Apr 8, 2011

Called to the Dance


Here is the church
Here is the steeple
Open the doors
And see all the people.

The childhood finger game is one of my earliest images of the church.  It takes some manual dexterity to push your index fingers into the form of the steeple, and to interlock the remaining ones so that the people are hidden under the church roof, ready to be revealed when we open our thumb doors, rather than dancing on it.

"Church" is possibly the most common word that we Christians use, second only - perhaps - to "God." We use it of the buildings where we meet to worship God. We use it for the things we do on Sundays, "going to church."  We use it as a shorthand for our parishes and congregations. And we talk about the church at large, meaning Christians everywhere, or at least Episcopalians.

But in the New Testament, the main word that we translate as "church" is ecclesia.  It doesn't mean the buildings, or what we do.  It means literally "called out." We are the people who are called out, who are gathered together by God.  We are bound together by our faith in Christ, through baptism, and we are bound together with the people with whom we gather to worship and pray and serve.  We belong to one another, just as we belong to God.
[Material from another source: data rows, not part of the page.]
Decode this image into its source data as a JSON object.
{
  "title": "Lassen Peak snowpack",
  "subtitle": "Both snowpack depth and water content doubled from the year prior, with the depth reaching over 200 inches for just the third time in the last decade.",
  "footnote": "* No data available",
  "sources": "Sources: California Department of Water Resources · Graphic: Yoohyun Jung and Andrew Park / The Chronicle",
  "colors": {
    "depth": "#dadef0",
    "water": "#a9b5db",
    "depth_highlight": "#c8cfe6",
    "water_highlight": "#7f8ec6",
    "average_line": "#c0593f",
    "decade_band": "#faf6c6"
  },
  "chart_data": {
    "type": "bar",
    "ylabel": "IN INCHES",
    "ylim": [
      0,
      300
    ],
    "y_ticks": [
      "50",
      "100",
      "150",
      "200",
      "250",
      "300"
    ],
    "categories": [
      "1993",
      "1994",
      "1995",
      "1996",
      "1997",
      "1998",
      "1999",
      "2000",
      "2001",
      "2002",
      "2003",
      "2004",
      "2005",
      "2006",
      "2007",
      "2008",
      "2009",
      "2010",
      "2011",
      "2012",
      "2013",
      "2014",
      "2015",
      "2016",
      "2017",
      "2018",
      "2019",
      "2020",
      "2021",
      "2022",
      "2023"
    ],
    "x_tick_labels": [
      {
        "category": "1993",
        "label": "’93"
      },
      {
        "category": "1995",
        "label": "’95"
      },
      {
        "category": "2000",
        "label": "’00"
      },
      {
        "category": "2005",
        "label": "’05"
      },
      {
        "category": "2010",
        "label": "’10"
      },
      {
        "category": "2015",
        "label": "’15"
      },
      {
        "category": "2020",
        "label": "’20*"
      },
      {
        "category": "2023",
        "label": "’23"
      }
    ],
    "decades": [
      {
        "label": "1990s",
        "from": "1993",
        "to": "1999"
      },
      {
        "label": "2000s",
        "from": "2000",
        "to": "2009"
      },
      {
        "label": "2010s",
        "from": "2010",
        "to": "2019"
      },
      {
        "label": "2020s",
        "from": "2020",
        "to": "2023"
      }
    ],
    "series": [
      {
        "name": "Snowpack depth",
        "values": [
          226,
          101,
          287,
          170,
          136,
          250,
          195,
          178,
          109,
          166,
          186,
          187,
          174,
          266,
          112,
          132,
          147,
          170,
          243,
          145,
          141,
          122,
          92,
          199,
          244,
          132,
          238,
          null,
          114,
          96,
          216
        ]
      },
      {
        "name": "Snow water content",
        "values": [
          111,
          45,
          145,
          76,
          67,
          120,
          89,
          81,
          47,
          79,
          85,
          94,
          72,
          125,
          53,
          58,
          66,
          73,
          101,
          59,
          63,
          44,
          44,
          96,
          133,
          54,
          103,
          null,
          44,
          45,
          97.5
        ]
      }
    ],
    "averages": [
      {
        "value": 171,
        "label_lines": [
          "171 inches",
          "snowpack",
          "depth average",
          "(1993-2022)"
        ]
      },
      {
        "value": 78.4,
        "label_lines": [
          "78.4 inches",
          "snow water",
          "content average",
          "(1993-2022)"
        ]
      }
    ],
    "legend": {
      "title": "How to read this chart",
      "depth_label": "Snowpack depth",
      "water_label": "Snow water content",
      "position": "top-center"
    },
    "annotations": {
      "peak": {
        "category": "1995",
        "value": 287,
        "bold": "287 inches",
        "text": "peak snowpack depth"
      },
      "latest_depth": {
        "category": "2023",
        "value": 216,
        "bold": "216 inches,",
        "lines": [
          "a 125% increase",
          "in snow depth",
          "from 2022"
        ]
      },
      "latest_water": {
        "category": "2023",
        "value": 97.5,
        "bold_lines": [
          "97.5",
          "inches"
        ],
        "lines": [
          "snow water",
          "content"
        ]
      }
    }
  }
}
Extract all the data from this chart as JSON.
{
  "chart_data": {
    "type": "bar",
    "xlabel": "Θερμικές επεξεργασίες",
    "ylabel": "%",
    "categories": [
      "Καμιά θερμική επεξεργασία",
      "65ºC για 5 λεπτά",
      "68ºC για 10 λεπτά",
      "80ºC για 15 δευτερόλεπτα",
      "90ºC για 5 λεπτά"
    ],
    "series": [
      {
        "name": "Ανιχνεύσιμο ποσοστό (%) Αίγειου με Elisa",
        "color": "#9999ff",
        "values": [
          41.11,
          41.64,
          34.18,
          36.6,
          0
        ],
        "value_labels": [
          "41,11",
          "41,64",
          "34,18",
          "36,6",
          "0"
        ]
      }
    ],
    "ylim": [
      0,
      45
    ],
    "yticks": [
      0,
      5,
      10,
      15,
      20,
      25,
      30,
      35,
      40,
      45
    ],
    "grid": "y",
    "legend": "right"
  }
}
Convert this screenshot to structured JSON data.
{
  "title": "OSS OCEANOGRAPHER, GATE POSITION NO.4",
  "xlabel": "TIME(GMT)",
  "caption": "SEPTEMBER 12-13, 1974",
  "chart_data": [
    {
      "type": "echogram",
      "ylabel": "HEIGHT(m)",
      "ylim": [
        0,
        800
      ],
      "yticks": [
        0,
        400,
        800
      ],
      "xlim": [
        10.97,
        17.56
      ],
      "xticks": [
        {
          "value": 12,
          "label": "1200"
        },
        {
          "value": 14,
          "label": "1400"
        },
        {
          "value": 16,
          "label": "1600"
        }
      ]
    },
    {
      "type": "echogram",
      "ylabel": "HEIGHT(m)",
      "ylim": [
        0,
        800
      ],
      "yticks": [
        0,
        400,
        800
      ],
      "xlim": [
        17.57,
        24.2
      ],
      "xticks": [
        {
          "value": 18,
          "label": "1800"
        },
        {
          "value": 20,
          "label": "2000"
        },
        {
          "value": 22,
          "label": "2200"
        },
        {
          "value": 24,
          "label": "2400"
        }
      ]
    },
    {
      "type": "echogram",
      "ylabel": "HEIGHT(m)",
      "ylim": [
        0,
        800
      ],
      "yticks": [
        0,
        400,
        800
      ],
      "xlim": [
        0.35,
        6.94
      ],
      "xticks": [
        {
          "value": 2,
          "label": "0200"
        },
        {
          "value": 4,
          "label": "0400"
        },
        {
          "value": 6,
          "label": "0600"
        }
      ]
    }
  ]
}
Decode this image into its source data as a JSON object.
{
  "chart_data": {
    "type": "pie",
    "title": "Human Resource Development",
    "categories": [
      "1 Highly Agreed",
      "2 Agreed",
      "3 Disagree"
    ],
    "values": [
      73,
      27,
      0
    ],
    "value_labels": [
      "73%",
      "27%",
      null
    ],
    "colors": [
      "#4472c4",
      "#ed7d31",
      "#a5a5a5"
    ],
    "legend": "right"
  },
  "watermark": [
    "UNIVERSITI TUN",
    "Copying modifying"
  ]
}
And it's that belonging to God that shapes our relationship with one another as the church.  Just as God as Trinity is in an eternal dance of relationship of mutual interdependence, Father, Son and Holy Spirit, we as Christians are caught up into that dance with God, and in turn mirror that interdependence with one another as the church.

One of the places to which we Episcopalians turn to explain what it means to live as Christians is the baptismal covenant.   But one of the things I've noticed recently is that the baptismal covenant doesn't do too well in expressing that interdependence.  It's implied earlier in the Baptism service, where the congregation is asked if they will support the baptismal candidate in their life in Christ.  But in the covenant itself, references are scarce.  We say we believe in the church - whatever it is - in the Creed.  But then we focus on our individual actions, in how we live our lives and in how we respond to the world around us.  It's as if we've forgotten that in baptism we are not only joined to Christ, but are joined to those called by his name.  We have a new identity in the household of God. And I wonder if we need to add a sixth question, "Will you use your God given gifts for the glory of God and the upbuilding of the church?"